A Carta aos Hebreus (Hb 5,1) fala dessa função sacerdotal:
“Todo sumo sacerdote é escolhido dentre os homens e constituído em favor dos homens nas coisas que se referem a Deus, para oferecer dons e sacrifícios pelos pecados.”
Ou seja, desde o Antigo Testamento, há uma mediação sacerdotal nos pecados, o que Cristo não destruiu, mas aperfeiçoou e cumpriu em plenitude, conferindo essa mediação sacramental aos seus apóstolos e, por sucessão, aos presbíteros e bispos da Igreja.
Na Igreja primitiva, a confissão pública dos pecados era comum — e sempre diante de um bispo ou presbítero. São João Crisóstomo, grande doutor da Igreja, já dizia:
“Não te peço que te exponhas em público nem que te acuses diante de outros: apenas que obedeças ao profeta que diz: Revela o teu caminho ao Senhor. Confessa teu pecado, não com a língua, mas na tua consciência” (Homilias sobre os Salmos).
Com o tempo, a confissão pública deu lugar à confissão auricular (particular), especialmente a partir do século V com os monges irlandeses, mas sempre diante de um sacerdote, pois somente ele tem o poder de absolver os pecados em nome de Cristo.
Santo Ambrósio, bispo de Milão, ensina:
“É verdade que o Senhor pode perdoar todos os pecados. Mas quis que os seus ministros também tivessem esse poder, porque confiou à Igreja o poder de perdoar os pecados.” (De Poenitentia, I, 1,1)
Santo Agostinho também escreve:
“Os homens fazem penitência sob os sacerdotes, e recebem deles os remédios sacramentais, de modo que a culpa seja perdoada ou retida.” (Sermo 392)

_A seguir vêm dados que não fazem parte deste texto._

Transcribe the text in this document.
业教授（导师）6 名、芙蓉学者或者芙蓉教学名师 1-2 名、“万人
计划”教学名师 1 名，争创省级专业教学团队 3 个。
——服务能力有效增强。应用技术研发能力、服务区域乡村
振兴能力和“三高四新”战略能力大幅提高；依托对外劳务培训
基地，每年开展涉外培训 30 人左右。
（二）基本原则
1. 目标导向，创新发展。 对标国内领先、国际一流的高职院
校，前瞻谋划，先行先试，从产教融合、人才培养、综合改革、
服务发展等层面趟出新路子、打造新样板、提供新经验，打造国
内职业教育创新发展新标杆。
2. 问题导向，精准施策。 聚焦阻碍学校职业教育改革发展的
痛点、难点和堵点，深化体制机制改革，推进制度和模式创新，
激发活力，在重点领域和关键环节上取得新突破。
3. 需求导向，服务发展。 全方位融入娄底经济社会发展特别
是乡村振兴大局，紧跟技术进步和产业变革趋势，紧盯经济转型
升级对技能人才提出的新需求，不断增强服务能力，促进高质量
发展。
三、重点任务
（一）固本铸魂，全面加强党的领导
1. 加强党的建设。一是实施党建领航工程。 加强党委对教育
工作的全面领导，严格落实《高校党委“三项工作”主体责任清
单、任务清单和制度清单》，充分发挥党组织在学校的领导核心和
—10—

O Concílio de Trento (1545-1563), diante dos erros da Reforma Protestante, reafirmou a doutrina católica com toda clareza:
“Se alguém disser que a confissão sacramental não foi instituída por instituição divina ou que não é necessária para a salvação segundo o direito divino, seja anátema.” (Sessão XIV, Cân. 6)
E também:
“Desde que os pecados devem ser perdoados na Igreja somente pelos ministros dela, é manifesto que os penitentes devem fazer uma confissão de todos os pecados mortais… ainda que sejam ocultos.” (Sessão XIV, cap. 5)
O Código de Direito Canônico, atual, reforça isso:
“A confissão individual e íntegra e a absolvição constituem o único modo ordinário pelo qual o fiel, consciente de pecado grave, se reconcilia com Deus e com a Igreja.” (Cân. 960)
A confissão sacramental não é apenas um ato judicial ou um desabafo psicológico. É um reencontro com Cristo, que nos cura, nos liberta e nos reconcilia com o Corpo místico da Igreja. O sacerdote age in persona Christi (na pessoa de Cristo), como ensina o Catecismo:
“Quando os ministros da Igreja perdoam os pecados em nome de Cristo e pela força do Espírito Santo, Deus age por meio deles.” (CIC 1442)
A prática de confessar os pecados a um padre não é invenção medieval, mas um ensinamento que atravessa os séculos desde os tempos apostólicos. Fundada nas palavras de Jesus, prefigurada no Antigo Testamento, confirmada pela Tradição e ensinada pelo Magistério, a confissão sacramental é um verdadeiro canal de graça.
Na confissão, o penitente não encontra um juiz severo, mas o médico da alma, o pai misericordioso, o próprio Cristo que perdoa e abraça.